Al recordar que justo en la mitad de la ladera, Huo Ningyu había dejado a dos personas para que custodiaran la entrada de la cueva, probablemente esta entrada estuviera conectada con ella. El abad del lugar, al oír los ruidos, salió inmediatamente y se dirigió hacia la ventana trasera.

“¡Señor Zhao!” Wan Qingdai se sorprendió aún más.

“Señor, ¿debemos bajar ahora?” preguntó Yu Zheng. En ese momento, vieron a una monja mirando afuera.

“Qingdai, he llamado al señor Zhao para que te saque de aquí. Hay un gran problema en este templo de Putuo, no podemos quedarnos mucho tiempo. Debemos irnos ahora mismo”, dijo Huo Ningyu con urgencia.

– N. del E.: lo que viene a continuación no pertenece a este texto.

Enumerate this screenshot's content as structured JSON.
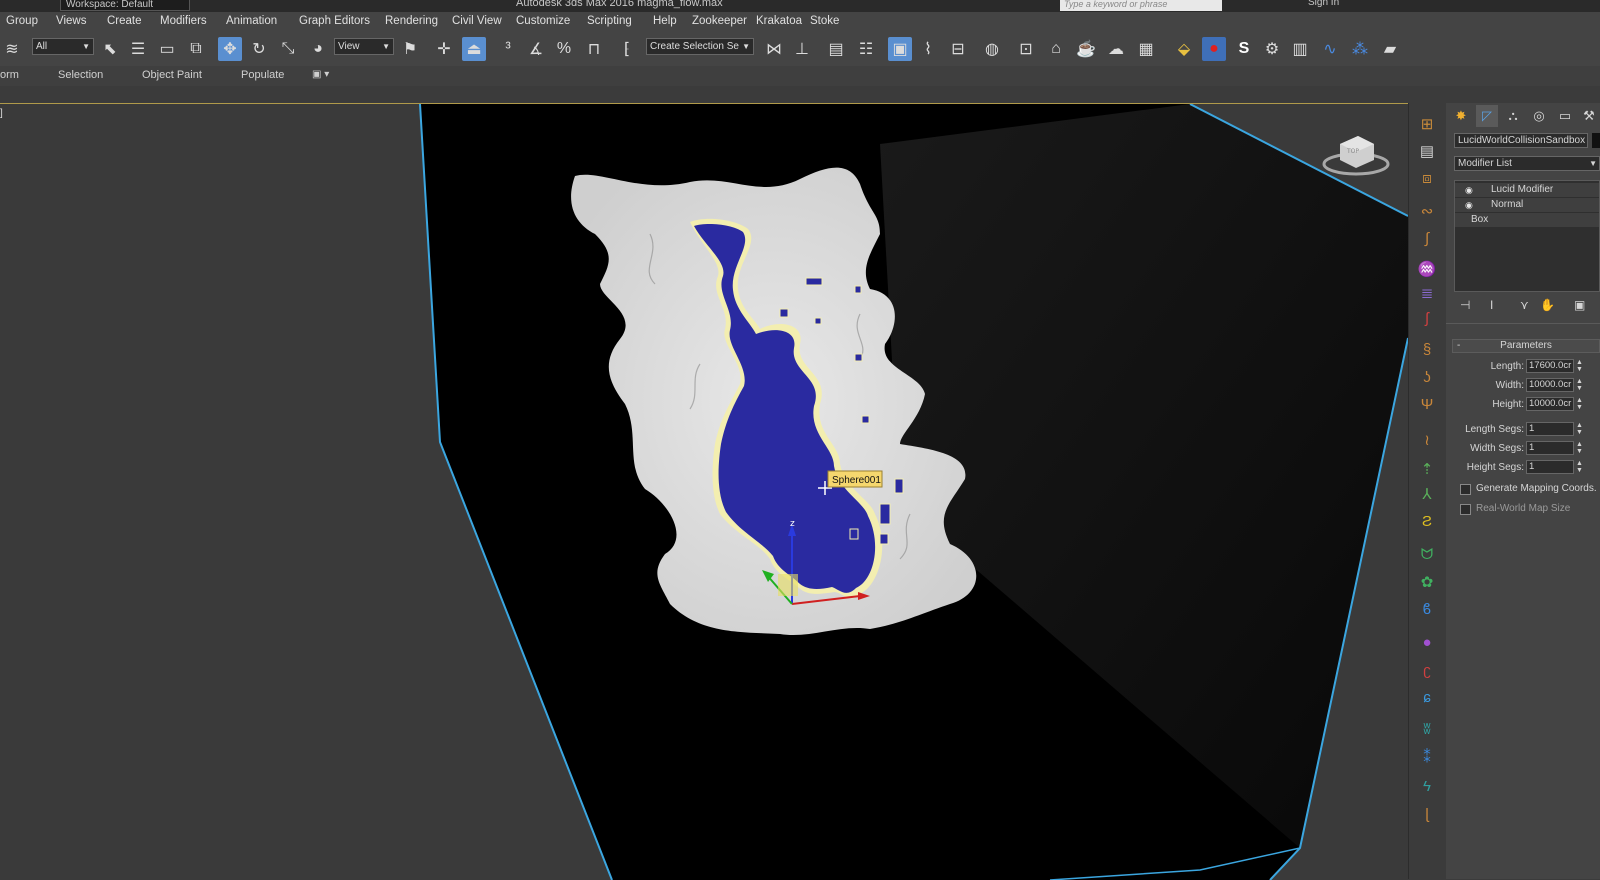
{
  "titlebar": {
    "workspace": "Workspace: Default",
    "title": "Autodesk 3ds Max 2016    magma_flow.max",
    "search_placeholder": "Type a keyword or phrase",
    "sign_in": "Sign In"
  },
  "menu": [
    "Group",
    "Views",
    "Create",
    "Modifiers",
    "Animation",
    "Graph Editors",
    "Rendering",
    "Civil View",
    "Customize",
    "Scripting",
    "Help",
    "Zookeeper",
    "Krakatoa",
    "Stoke"
  ],
  "toolbar": {
    "selection_filter": "All",
    "ref_coord": "View",
    "named_selection": "Create Selection Se"
  },
  "ribbon": {
    "tabs": [
      "orm",
      "Selection",
      "Object Paint",
      "Populate"
    ]
  },
  "viewport": {
    "tooltip": "Sphere001",
    "axis_z": "z",
    "viewcube": "TOP"
  },
  "command_panel": {
    "object_name": "LucidWorldCollisionSandbox",
    "modifier_list": "Modifier List",
    "stack": [
      "Lucid Modifier",
      "Normal",
      "Box"
    ],
    "rollout": "Parameters",
    "params": [
      {
        "label": "Length:",
        "value": "17600.0cr"
      },
      {
        "label": "Width:",
        "value": "10000.0cr"
      },
      {
        "label": "Height:",
        "value": "10000.0cr"
      },
      {
        "label": "Length Segs:",
        "value": "1"
      },
      {
        "label": "Width Segs:",
        "value": "1"
      },
      {
        "label": "Height Segs:",
        "value": "1"
      }
    ],
    "checkboxes": [
      "Generate Mapping Coords.",
      "Real-World Map Size"
    ]
  },
  "colors": {
    "accent": "#5a8fd0",
    "wire": "#3ba6e0",
    "fluid": "#2a2aa0",
    "selection_glow": "#f3eeb0",
    "tooltip_bg": "#f5d76e"
  }
}
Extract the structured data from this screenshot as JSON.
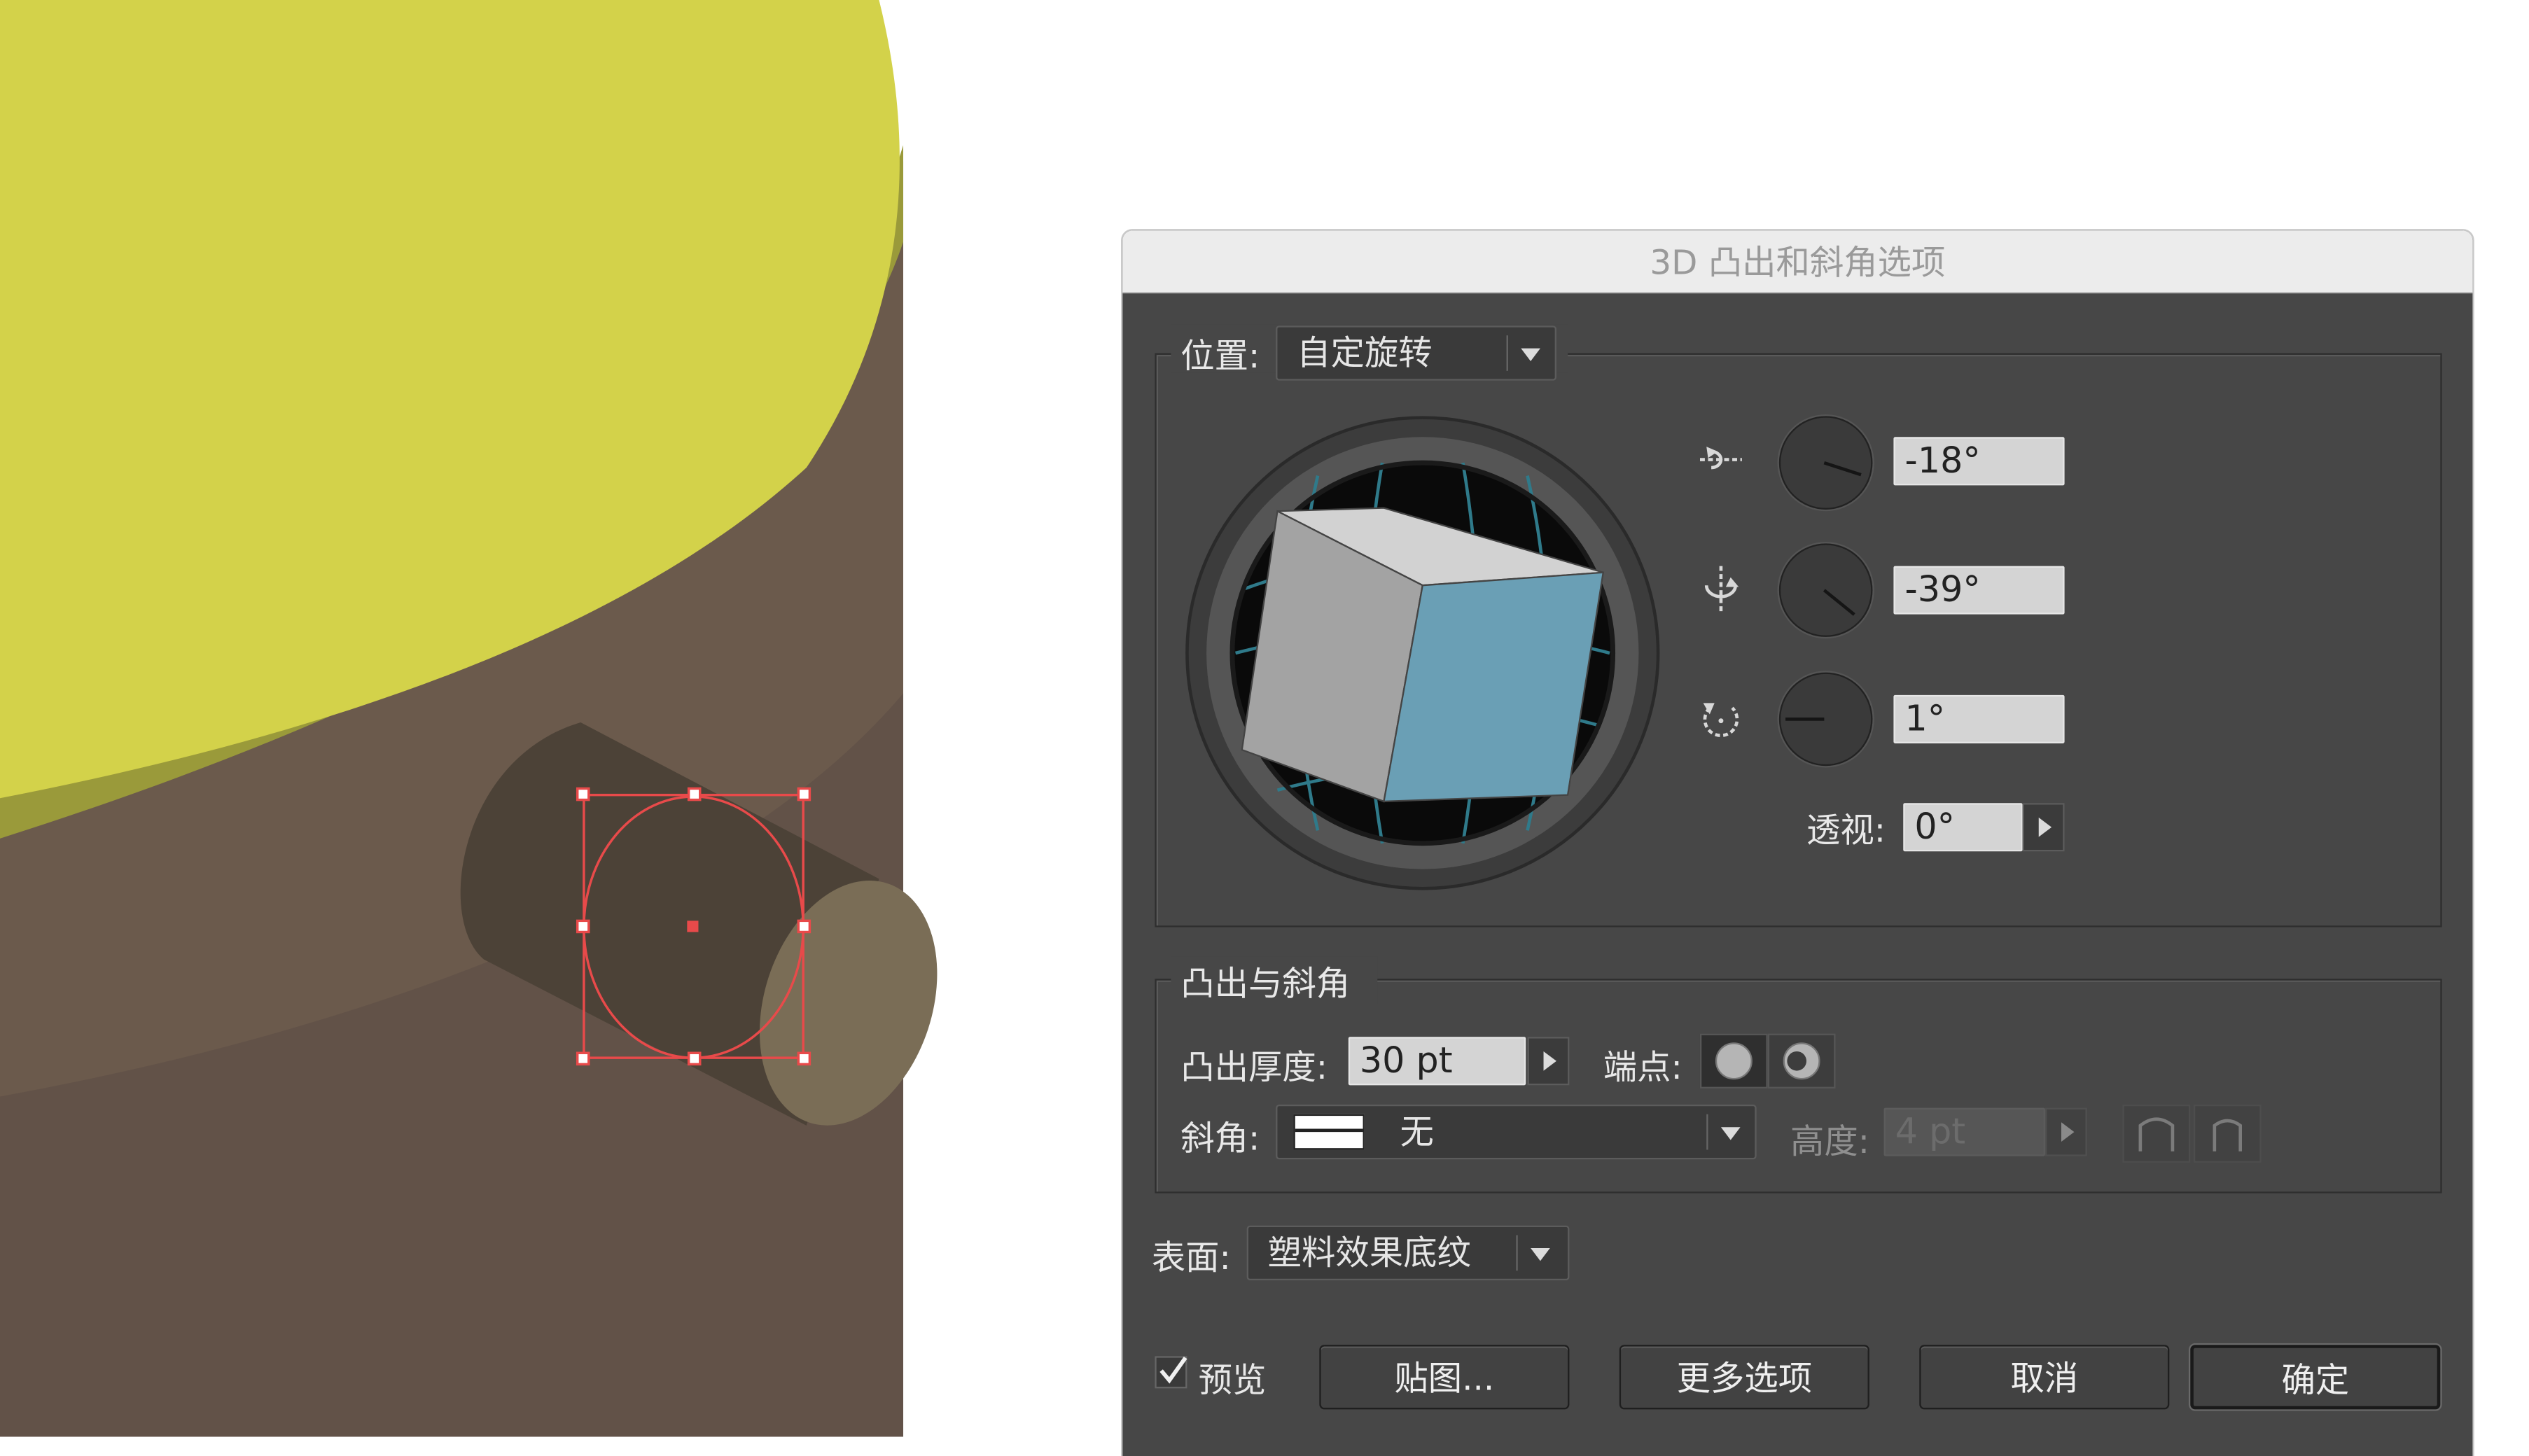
{
  "dialog": {
    "title": "3D 凸出和斜角选项",
    "position": {
      "label": "位置:",
      "value": "自定旋转",
      "rotation_x": {
        "icon": "rotate-x-axis-icon",
        "value": "-18°"
      },
      "rotation_y": {
        "icon": "rotate-y-axis-icon",
        "value": "-39°"
      },
      "rotation_z": {
        "icon": "rotate-z-axis-icon",
        "value": "1°"
      },
      "perspective_label": "透视:",
      "perspective_value": "0°"
    },
    "extrude_bevel": {
      "legend": "凸出与斜角",
      "depth_label": "凸出厚度:",
      "depth_value": "30 pt",
      "cap_label": "端点:",
      "bevel_label": "斜角:",
      "bevel_value": "无",
      "height_label": "高度:",
      "height_value": "4 pt"
    },
    "surface": {
      "label": "表面:",
      "value": "塑料效果底纹"
    },
    "preview": {
      "label": "预览",
      "checked": true
    },
    "buttons": {
      "map": "贴图...",
      "more_options": "更多选项",
      "cancel": "取消",
      "ok": "确定"
    }
  },
  "colors": {
    "dialog_bg": "#474747",
    "cube_front": "#6a9fb5",
    "cube_top": "#d2d2d2",
    "cube_side": "#a3a3a3",
    "selection": "#e84a4a",
    "top_surface": "#d3d24a",
    "side_surface": "#6b5a4c"
  }
}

“Espera un momento, probablemente no se hayan ido muy lejos. Si activamos el mecanismo, el ruido que generará se escuchará”, calculó Zhao Bingyu. “Jingning, ¿has visto algo?”

“Lin Yu, ve a llamar a algunos hermanos más; yo y Yu Zheng bajaremos primero”. Ella sabía que esa noche tomarían medidas basándose en las palabras que había escuchado debajo de la ventana del abad. “Abad, parece que acabo de ver algo junto a la ventana trasera”.

“Sí.”

“Pero mi padre no me dejará volver, y mi madrastra estaría encantada si muriera aquí”. Wan Qingdai se arrepintió de no haber sido más cuidadosa. “Miau…”, un gato de color blanco y negro saltó desde el alero del edificio.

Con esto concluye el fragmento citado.